As a customer, when you buy any home appliances like TV, AC, Refrigerator, Home Theatre or a brand new car, you get a company warranty along with it. This is the commitment from the manufacturer that if any problem arises in the product or spare parts within the warranty period, then company will repair or replace it free of cost.
Industry numbers shows that warranty costs range from 2% to 6% of the company’s revenues. Predicting these warranty costs is an important step for successfully managing the business. If manufacturers reserve too much money, then they lose opportunities to grow the business because they end up with less cash. If they set aside too little money, then they lose opportunities because they have to keep adding to the warranty reserves funds.

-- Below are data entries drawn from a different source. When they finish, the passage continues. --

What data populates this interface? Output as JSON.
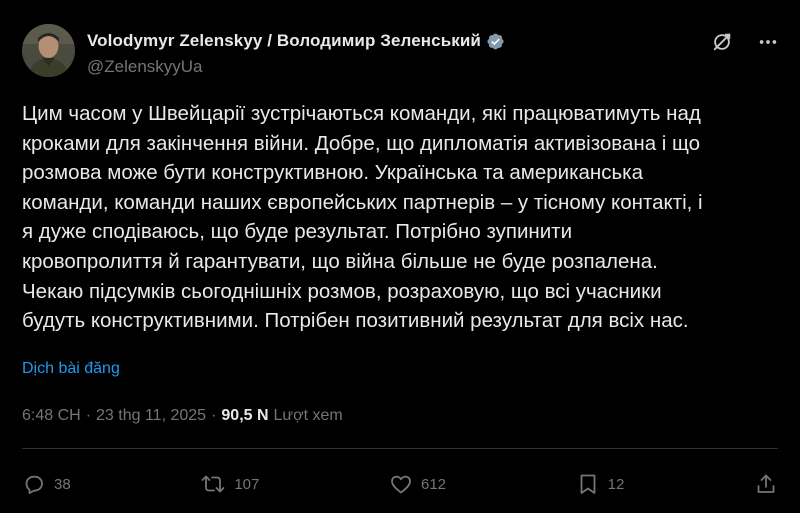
{
  "post": {
    "author": {
      "display_name": "Volodymyr Zelenskyy / Володимир Зеленський",
      "handle": "@ZelenskyyUa",
      "verified": true
    },
    "text": "Цим часом у Швейцарії зустрічаються команди, які працюватимуть над\nкроками для закінчення війни. Добре, що дипломатія активізована і що\nрозмова може бути конструктивною. Українська та американська\nкоманди, команди наших європейських партнерів – у тісному контакті, і\nя дуже сподіваюсь, що буде результат. Потрібно зупинити\nкровопролиття й гарантувати, що війна більше не буде розпалена.\nЧекаю підсумків сьогоднішніх розмов, розраховую, що всі учасники\nбудуть конструктивними. Потрібен позитивний результат для всіх нас.",
    "translate_label": "Dịch bài đăng",
    "time": "6:48 CH",
    "separator": "·",
    "date": "23 thg 11, 2025",
    "views_count": "90,5 N",
    "views_label": "Lượt xem"
  },
  "actions": {
    "replies": "38",
    "reposts": "107",
    "likes": "612",
    "bookmarks": "12"
  },
  "icons": {
    "verified": "verified-badge-icon",
    "grok": "grok-icon",
    "more": "more-options-icon",
    "reply": "reply-icon",
    "repost": "repost-icon",
    "like": "heart-icon",
    "bookmark": "bookmark-icon",
    "share": "share-icon"
  },
  "colors": {
    "background": "#000000",
    "text": "#e7e9ea",
    "muted": "#71767b",
    "link": "#1d9bf0",
    "divider": "#2f3336"
  }
}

Let us see some quick definitions of warranty:
- Base Warranty – original warranty coverage provided by manufacturer at no extra cost, since it is included in the product price.
- Extended warranty – this comes into effect after the base warranty expires.
- Warranty reserves – amount of money set aside by manufacturer for the purpose of servicing the warranty claims. This is based on the forecasted warranty costs.
In automotive industry, warranty generally guaranties free repairs or replacements subject to both age of the car & mileage.
Warranty Analytics is integration of warranty claims data with customer, product, sales and geographic information, so companies can accelerate detection of failures and reduce time to correction.
It can help in significantly improve the early warnings of parts failures based on customer complaints and failure patterns, combining structured data with un-structured data (such as call center records) to give alerts and information about developing trends that would have gone unnoticed earlier.
By identifying warranty-related issues early, companies can save thousands of dollars in both repair costs and customer retention because issues are proactively addressed before they become significant, costly problems.
Root cause identification of parts failures is the biggest challenge in the industry today. 70% of annual warranty expenses are consumed by repetitive and chronic problems. Prioritization of these root causes helps companies calculate how much it will cost if nothing is done. This allows them to determine the best course of action and associated costs, as well as any potential effect on customer satisfaction.
Managing warranty costs is an enterprise wide challenge, impacting multiple departments, including quality, product engineering, customer service, finance & purchase.
Typical areas of applying Analytics on Warranty data involves:
- Data mining to Identify the patterns of claims
- Text mining to identify problem areas and fixing them, instead of technicians trying to select from hundreds of warranty categories
- Predicting the expected number of claims or cost of claims
- Predicting fraudulent claims
- Investigating the association between different types of claims
- Identifying issues before they become showstoppers
- What-if analysis such as if we increase the mileage what will be impact on warranty costs
Some of the warranty analytics benefits:
- Increased customer satisfaction, product quality & brand reputation
- Tremendous impact on bottom line due to early issues identification
- Huge reductions in total manual claims processing costs
- Prevention of fraud on warranty claims
- Optimized warranty policies for maximum financial performance
- Increase efficiency of support logistics such as optimum stocking of replacement parts or deployment of technicians
It helps answers the questions like:
- Our competitors just raised their product warranty from 3 years to 6. If we do adopt the same, how much more warranty costs we will incur? If we don't, how much revenue we will we lose from reduced market share?
- Given a new product with no historical data, should we play it safe and offer only a one year warranty, or can we offer a three year warranty to improve our brand perception?